I don’t even know how to review this book (which is why I’ve put it off for a week). It definitely grabbed my attention, but I have no idea if I really liked it or not…
“History provides a compelling argument that every scientist who tinkers around with unstoppable shit needs a reliable flamethrower.”
Andrew Szerba is 16, lives in a small town in Iowa, and has a major obsession with history — primarily his own, but also the general way that lines of history cross and interact over time. He’s dating a girl named Shann, and has a best friend named Robby. Both of these people make him feel horny, but in different ways. Lots of things make Andrew horny, and he will tell you about all of them. One thing that does not make him horny: the giant man-eating bugs that have recently taken over his town.
Grasshopper Jungle is one of those YA novels that takes totally normal teenage activities (making out with your girlfriend, smoking cigarettes, screwing around on a skateboard) and drops them into a total abnormal world (see: man-eating bugs).

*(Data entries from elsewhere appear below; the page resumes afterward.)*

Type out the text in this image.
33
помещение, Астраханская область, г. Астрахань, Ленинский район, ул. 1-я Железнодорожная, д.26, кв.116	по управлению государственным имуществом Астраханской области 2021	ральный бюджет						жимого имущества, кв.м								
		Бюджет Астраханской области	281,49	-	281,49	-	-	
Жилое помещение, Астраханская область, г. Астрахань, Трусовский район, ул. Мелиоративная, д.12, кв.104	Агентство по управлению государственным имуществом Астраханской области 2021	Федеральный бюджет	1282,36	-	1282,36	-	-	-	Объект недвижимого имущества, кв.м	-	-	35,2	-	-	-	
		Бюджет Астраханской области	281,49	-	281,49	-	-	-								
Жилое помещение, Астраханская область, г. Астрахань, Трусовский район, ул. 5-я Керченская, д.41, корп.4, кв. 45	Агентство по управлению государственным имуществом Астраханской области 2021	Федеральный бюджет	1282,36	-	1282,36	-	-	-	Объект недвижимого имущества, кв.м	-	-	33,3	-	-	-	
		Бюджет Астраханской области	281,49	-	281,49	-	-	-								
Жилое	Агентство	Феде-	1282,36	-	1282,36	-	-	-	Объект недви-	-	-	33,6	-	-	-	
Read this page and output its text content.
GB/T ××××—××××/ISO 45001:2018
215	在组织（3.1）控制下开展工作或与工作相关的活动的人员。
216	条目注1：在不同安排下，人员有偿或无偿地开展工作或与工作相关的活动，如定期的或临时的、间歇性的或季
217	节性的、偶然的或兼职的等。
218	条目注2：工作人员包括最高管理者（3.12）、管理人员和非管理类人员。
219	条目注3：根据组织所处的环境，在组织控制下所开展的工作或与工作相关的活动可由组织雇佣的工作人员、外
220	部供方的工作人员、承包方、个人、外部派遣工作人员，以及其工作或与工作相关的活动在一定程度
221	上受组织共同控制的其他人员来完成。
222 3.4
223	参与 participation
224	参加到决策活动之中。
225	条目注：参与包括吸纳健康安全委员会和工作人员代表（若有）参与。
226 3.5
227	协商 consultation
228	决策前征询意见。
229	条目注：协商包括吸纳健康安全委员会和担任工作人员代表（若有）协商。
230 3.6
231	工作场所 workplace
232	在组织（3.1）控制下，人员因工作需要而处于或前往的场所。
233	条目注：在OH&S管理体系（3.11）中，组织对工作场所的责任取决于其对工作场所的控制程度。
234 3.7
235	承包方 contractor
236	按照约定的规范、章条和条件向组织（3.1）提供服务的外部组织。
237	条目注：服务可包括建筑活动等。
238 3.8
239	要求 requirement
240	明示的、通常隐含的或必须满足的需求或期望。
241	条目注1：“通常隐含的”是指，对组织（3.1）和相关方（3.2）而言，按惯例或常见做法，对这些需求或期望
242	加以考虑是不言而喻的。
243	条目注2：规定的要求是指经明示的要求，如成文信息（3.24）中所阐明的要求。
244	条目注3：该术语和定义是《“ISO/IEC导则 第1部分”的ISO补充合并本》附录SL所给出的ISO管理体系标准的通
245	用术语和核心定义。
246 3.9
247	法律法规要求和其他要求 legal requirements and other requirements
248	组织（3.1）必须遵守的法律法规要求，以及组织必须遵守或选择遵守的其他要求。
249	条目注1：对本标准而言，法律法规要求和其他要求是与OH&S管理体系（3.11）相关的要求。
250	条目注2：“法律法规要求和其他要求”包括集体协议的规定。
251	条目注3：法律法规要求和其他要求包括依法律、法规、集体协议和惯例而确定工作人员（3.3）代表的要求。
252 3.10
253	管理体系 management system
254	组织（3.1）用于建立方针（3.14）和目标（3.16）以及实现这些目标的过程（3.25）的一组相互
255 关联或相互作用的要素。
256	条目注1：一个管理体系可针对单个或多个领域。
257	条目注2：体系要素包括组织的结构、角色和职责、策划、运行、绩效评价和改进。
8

Kind of like The Age of Miracles, with a lot more sex and violence. It works in some ways, and doesn’t in others. Overall, it’s an impressive effort even if some parts (the repetition, particularly) didn’t click for me.
There’s so much going on in this book, and not all of it works. But I still love it. I love how Smith goes from the absurd (huge man-eating bugs! secret silos under the fields!) to the everyday (teenage boy wants to lose his virginity! Teenage boy is confused about sex!) instantly without missing a beat.
I also listened to a ton of Rolling Stones while reading this and will probably always link the book with the music.